As CBC’s Chris Arsenault made clear in his report following Bolsonaro’s election, “losses for the Amazon rainforest under Bolsonaro could spell big gains for Canadian investors.”
Another ‘right-wing coup’ in Latin America
As Canada continues to rack up support for its position through diplomatic means, a rising consciousness — both within and outside the country — is questioning the Liberal government’s true motives. While Canada’s history in Latin America hardly rivals that of the United States, its decades-long economic ties and emerging alliances are raising new questions.
For de Zayas, who was once a Douglas McKay Brown Chair in Human Rights at the University of British Columbia, Canada’s actions are “an absolute disgrace, a moral debacle.”

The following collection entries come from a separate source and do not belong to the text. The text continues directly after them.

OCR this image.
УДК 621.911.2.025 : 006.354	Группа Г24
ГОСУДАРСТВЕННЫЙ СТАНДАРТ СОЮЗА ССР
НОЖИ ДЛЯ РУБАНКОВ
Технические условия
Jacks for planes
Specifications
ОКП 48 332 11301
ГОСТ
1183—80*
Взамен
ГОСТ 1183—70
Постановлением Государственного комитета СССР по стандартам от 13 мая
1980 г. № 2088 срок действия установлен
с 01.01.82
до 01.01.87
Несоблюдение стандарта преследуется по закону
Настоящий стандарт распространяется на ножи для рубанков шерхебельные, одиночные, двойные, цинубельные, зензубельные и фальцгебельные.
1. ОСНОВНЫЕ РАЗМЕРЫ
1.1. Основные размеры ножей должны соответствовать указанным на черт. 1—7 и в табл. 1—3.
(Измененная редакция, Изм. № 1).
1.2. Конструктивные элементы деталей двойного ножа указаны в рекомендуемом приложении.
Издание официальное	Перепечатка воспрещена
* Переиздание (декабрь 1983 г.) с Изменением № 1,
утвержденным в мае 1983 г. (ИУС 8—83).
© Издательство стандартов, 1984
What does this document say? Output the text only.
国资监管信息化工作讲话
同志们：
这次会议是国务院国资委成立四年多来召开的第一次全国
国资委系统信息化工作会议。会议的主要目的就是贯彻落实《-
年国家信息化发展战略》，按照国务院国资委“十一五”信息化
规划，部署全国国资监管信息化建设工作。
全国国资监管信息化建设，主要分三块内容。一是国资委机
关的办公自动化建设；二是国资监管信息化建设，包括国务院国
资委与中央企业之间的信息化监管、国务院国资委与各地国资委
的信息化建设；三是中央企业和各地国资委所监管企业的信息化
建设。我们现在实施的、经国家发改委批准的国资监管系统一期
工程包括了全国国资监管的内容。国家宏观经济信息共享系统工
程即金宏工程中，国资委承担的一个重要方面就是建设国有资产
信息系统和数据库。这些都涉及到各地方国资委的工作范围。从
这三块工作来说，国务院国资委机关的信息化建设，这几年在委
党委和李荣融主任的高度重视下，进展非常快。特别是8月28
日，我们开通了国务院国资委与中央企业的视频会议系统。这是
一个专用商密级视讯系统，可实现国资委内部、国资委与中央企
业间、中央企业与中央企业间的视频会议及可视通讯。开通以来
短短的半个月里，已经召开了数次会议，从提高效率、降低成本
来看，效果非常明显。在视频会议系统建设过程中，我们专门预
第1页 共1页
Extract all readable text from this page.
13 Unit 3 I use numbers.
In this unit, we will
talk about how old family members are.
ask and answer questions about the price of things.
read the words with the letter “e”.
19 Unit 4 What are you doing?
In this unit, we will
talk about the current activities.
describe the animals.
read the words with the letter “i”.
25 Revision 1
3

“I fail to understand why Canada is supporting yet another right-wing coup in Latin America, and why it is giving aid and comfort to Mr. Trump,” he stated.
“The only way out of the crisis is through international mediation and dialogue. That is what both the UN Secretary General António Guterres and the High Commissioner for Human Rights Michelle Bachelet want,” he continued. “They do not condone regime change imposed by the U.S. and a handful of rich countries.”
For Pagliccia, who calls both Canada and Venezuela home, Canada’s intervention is highly misplaced.
“It is a shame to see Canada do this.”